Da Nissan massimo impegno sull'auto elettrica

Mattucci: «Il governo elabori un piano con scadenza e obiettivi definiti»

Franco Dotti

Le car list delle aziende sono oggi sempre più orientate da scelte ispirate dall'impatto ambientale dei veicoli che, diminuendo, porta anche a un risparmio in termini di consumi e dalla sicurezza dei driver che utilizzano le company car. Un interlocutore ideale dei fleet manager può dunque essere Nissan, un costruttore che sui due fronti è in grado di soddisfare le loro esigenze. Leaf, l'auto elettrica più venduta nel mondo, con la nuova versione 30 kWh ha raggiunto un'autonomia (oltre 200 km) che mette in secondo piano il problema del reperimento dei punti di ricarica perché, in molti casi, è più che sufficiente a coprire gli spostamenti giornalieri di una company car.

Peccato che in Italia non esista alcun tipo di incentivazione all'acquisto di auto elettriche. Ce lo ricorda Bruno Mattucci, ad di Nissan Italia: «Noi crediamo molto nella mobilità elettrica, realmente sostenibile, e abbiamo già i prodotti che azzerano ogni tipo di emissione, ma da parte del governo non c'è una visione per costruire un futuro green, sono mancati finora gli incontri costruttivi dove elaborare un piano con scadenze e obiettivi ben definiti. Molti, in Italia, sarebbero già pronti a passare all'elettrico, ma ci vogliono incentivi per avviare il processo virtuoso verso una mobilità sostenibile». Tutti i costruttori si muovono verso la green mobility e «anche le aziende petrolifere aggiunge Mattucci stanno diversificando la loro offerta investendo sulle fonti di energia rinnovabili». Nissan, comunque, ha nella sua pipeline non soltanto la futura Leaf, ma anche le versioni elettriche di altri suoi modelli, inclusi i suoi popolarissimi crossover, senza escludere un piccola elettrica low cost, anche se in questo segmento i motori a benzina rimangono una soluzione ad impatto ambientale molto contenuto.

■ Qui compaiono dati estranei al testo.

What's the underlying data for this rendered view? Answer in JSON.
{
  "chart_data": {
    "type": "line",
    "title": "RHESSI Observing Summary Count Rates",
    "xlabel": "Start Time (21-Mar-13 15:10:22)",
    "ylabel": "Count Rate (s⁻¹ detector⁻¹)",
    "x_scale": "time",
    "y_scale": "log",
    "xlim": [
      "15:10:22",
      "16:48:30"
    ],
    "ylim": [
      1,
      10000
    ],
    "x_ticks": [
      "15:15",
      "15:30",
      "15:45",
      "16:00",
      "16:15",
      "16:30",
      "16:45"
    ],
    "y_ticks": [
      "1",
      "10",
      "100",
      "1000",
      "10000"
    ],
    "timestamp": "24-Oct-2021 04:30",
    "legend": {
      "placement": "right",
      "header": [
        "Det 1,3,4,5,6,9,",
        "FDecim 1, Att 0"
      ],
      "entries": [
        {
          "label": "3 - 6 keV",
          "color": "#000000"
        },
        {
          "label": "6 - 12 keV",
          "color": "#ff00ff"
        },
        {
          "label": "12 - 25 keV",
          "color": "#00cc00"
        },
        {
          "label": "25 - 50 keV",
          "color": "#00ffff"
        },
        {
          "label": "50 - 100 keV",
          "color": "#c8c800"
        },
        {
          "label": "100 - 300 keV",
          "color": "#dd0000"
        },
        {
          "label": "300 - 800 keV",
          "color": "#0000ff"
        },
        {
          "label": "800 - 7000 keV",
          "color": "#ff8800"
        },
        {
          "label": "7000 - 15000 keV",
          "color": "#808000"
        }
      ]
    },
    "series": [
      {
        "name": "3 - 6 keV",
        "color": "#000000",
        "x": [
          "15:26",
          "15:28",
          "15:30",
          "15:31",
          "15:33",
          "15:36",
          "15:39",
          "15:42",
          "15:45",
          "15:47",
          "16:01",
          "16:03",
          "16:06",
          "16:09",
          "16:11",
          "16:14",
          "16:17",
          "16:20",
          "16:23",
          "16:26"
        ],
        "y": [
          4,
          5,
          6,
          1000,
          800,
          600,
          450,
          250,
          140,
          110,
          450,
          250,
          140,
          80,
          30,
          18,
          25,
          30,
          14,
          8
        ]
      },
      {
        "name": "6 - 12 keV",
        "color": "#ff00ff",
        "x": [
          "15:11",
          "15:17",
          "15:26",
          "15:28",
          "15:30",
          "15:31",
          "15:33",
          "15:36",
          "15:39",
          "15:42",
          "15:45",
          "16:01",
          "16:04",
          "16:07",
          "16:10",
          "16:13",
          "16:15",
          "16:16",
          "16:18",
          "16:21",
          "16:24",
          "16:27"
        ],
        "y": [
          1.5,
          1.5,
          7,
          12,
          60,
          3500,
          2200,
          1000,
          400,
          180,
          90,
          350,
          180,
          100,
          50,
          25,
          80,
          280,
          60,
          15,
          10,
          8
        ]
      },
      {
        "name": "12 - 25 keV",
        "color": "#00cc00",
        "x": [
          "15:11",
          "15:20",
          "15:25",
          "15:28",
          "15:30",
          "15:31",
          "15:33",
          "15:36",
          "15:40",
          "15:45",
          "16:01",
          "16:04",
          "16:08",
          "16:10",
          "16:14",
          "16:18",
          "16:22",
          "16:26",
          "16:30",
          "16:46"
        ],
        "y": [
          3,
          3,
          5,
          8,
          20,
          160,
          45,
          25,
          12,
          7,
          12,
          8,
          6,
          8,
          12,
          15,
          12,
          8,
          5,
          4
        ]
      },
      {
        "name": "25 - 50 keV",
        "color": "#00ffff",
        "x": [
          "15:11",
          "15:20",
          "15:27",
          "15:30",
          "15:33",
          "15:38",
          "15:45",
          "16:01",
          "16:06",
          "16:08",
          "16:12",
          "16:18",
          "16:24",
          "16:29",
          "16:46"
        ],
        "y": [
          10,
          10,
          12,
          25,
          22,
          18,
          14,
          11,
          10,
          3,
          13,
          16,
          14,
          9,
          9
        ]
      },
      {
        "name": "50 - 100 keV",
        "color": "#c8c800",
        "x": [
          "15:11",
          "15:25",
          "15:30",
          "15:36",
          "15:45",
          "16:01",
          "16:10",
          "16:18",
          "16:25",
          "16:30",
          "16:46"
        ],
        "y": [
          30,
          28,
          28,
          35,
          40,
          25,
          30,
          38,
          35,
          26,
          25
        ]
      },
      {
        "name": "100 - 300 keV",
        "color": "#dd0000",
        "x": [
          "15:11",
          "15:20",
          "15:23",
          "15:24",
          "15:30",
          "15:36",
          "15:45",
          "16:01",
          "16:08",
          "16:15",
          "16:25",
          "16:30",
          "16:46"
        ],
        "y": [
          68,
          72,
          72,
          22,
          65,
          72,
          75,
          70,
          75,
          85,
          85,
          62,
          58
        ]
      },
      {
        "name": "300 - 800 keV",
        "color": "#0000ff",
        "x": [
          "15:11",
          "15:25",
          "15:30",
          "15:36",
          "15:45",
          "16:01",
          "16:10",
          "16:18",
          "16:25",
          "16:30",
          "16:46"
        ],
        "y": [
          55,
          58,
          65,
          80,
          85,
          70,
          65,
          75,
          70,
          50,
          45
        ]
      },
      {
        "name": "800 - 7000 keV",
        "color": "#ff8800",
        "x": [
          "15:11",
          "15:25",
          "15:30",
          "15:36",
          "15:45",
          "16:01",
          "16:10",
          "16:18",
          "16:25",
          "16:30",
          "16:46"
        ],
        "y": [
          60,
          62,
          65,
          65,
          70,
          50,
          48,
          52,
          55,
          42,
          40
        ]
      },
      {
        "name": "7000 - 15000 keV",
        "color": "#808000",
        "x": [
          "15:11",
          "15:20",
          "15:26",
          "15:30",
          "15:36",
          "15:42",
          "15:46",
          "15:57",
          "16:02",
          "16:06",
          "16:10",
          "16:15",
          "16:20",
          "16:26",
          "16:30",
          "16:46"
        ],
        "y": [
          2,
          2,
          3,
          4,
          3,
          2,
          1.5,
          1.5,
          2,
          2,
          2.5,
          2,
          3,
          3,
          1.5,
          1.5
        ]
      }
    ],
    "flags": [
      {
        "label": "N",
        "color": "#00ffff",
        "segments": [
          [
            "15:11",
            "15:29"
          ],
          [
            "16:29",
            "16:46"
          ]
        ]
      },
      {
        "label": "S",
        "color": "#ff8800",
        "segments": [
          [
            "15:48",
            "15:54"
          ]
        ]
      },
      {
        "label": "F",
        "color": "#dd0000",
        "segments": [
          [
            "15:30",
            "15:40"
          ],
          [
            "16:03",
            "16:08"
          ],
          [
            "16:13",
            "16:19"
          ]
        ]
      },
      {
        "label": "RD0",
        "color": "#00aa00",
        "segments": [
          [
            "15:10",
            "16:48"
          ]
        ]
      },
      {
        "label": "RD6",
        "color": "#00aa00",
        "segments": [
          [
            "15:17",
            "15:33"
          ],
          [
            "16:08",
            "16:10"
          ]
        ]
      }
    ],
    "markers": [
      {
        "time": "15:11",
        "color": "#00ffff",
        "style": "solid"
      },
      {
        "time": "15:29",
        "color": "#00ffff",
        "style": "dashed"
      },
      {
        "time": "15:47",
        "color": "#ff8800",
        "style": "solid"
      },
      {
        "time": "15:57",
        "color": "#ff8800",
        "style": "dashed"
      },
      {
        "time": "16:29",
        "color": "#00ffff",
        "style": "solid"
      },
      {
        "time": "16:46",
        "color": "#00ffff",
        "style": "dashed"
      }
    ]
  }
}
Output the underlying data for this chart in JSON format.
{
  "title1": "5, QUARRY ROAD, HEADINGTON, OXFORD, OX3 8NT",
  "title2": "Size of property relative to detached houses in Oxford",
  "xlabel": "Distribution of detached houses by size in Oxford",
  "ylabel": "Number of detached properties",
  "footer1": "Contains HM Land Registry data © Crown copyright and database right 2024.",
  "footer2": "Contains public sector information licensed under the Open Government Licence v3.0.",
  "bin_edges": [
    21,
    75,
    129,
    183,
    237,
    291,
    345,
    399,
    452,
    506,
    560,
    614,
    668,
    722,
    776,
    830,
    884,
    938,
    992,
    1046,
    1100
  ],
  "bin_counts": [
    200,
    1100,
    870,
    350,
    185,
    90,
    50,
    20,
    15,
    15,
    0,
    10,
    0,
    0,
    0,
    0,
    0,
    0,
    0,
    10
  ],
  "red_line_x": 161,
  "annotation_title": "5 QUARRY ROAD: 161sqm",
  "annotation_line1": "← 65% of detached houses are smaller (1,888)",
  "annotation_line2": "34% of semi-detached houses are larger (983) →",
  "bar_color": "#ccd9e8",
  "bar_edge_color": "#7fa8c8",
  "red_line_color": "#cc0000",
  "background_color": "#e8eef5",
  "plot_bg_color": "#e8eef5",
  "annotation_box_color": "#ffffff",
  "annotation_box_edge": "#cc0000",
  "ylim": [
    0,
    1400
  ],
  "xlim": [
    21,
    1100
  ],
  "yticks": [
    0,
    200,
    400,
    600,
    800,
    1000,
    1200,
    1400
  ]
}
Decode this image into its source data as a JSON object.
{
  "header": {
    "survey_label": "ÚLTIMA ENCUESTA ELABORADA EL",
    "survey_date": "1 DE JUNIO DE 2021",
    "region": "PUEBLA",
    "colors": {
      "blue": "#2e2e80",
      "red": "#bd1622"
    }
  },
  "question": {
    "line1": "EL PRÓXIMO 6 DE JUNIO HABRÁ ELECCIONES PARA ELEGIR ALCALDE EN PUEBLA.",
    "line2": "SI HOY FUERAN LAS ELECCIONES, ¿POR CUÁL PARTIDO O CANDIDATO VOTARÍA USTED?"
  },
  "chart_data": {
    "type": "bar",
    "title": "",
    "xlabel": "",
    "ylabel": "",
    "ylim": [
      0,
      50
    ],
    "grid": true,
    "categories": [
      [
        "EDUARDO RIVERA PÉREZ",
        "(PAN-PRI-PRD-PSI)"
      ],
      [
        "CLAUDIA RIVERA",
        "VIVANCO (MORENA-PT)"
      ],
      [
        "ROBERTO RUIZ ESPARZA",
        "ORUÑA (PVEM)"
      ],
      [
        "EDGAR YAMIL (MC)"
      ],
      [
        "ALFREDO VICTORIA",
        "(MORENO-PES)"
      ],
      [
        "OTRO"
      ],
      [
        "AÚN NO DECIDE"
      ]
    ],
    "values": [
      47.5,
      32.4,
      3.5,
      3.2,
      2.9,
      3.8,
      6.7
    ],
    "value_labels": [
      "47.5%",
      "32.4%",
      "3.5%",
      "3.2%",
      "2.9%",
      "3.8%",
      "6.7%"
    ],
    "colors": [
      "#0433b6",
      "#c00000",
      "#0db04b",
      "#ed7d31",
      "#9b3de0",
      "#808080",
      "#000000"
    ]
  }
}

«Seguiamo un programma di elettrificazione progressiva della gamma che sarà completato entro il 2020, quando le batterie consentiranno percorrenze vicino a 500 km conferma, Guillaume Cartier, senior vice president sales & marketing di Nissan Europa ma molto c'è da fare in Paesi come l'Italia dove Nissan è molto forte, grazie al successo di Qashqai, Juke e X-Trail, ma dove la mobilità elettrica, a differenza di quanto accade, per esempio, in Francia, non gode di alcun tipo di agevolazione». Il 2020 segnerà anche l'arrivo di Pilot Drive, la guida autonoma di Nissan. «Gli automobilisti europei sono pronti e interessati ad accogliere tecnologie sempre più complesse spiega Cartier ma queste devono essere realmente utili e quello verso l'autonomous drive è un percorso a tappe, non bisogna avere fretta e introdurre i dispositivi poco per volta perché se ne possano capire fino in fondo i vantaggi: se dipendesse da noi già oggi la seconda generazione di Qashqai potrebbe compiere autonomamente gran parte delle azioni del guidatore». Prossime tappe, la frenata e il sorpasso automatici nel 2017, dal 2020 l'azzeramento di incidenti in città grazie alle nuove Nissan.